Well I ended up spending way more then I planned on ICE and I'm not paying for fitting. Collecting it later today. Should certanly be an improvement over the standard Mondeo kit (which tbh isn't awful as fitted car stereos go).
 
Well it's got a very impressive stereo in it now compared to factory. Went for some nice door speakers for the front as well so total cost about £400 despite the free fitting, but I'm planning on keeping the car for years.

Except the fucking clutch failed. I didn't think this was something common in modern cars. The three year labour warranty it came with me was just as well as apparently it was about 10 hours on the ramp. Except it cost £440 for a complete new clutch unit and I'm feeling pretty fucking brassic at the moment.

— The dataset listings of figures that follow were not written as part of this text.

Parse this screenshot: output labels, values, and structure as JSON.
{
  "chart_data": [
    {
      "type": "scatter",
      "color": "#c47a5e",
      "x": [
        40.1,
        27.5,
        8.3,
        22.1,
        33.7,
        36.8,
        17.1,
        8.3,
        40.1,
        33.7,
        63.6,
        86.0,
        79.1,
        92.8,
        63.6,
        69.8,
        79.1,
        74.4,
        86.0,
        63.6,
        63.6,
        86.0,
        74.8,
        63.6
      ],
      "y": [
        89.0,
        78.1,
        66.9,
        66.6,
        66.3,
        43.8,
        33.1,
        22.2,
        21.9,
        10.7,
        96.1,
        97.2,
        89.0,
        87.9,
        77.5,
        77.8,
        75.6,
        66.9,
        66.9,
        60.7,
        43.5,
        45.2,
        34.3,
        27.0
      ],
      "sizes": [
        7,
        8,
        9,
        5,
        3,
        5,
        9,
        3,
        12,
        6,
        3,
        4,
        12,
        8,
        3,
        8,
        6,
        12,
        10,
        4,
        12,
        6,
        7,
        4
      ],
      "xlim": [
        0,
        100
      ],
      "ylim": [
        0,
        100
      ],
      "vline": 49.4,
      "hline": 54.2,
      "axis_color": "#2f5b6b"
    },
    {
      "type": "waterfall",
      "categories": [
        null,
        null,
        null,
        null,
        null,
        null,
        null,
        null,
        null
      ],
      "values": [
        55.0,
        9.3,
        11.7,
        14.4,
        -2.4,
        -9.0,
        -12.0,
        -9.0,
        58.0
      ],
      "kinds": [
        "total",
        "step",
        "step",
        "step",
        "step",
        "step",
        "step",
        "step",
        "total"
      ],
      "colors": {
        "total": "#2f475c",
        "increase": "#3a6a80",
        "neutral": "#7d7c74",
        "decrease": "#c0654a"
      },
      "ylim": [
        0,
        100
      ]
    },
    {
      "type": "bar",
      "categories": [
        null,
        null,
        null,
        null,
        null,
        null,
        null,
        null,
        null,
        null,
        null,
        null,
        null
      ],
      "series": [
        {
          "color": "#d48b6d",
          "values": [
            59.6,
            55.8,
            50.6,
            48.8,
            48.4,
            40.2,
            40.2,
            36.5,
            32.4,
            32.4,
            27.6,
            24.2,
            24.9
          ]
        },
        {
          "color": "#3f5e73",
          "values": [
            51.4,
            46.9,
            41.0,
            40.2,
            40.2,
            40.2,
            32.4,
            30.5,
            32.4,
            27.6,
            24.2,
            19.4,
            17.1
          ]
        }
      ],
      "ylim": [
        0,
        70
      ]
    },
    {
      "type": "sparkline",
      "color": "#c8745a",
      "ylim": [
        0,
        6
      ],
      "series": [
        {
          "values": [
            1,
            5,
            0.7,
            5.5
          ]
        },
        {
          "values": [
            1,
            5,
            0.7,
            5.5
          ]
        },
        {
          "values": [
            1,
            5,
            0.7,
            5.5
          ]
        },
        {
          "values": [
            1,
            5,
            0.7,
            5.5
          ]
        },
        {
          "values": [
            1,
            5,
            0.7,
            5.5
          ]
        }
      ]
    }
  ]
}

There is probably a life lesson there somewhere.
 
I am afraid clutches don't last for ever. My last car had two during my ownership of it and my current (low mileage) car had a new clutch just a couple of months before I got it.
 
That must have included a new flywheel too at that price (and that mileage), no?

I believe so, although I've yet to see the bill as my Dad did the sorting out for me as I've been away for the last week.

Frustrating thing is for all it's rattles and unpleasantness to drive long distances, my Berlingo never gave me such a repair bill.
 
It's easy to get had over on used Audis. They're virtually the same as a Passat anway.

Do not buy a Chrysler anything.

A few months out of date there ;)

Actually despite being gutted about my clutch failing, it's kinda made me glad I got a newer lower millage ford for a similar cost. On a 9 year old car things will go wrong and parts for German cars cost more.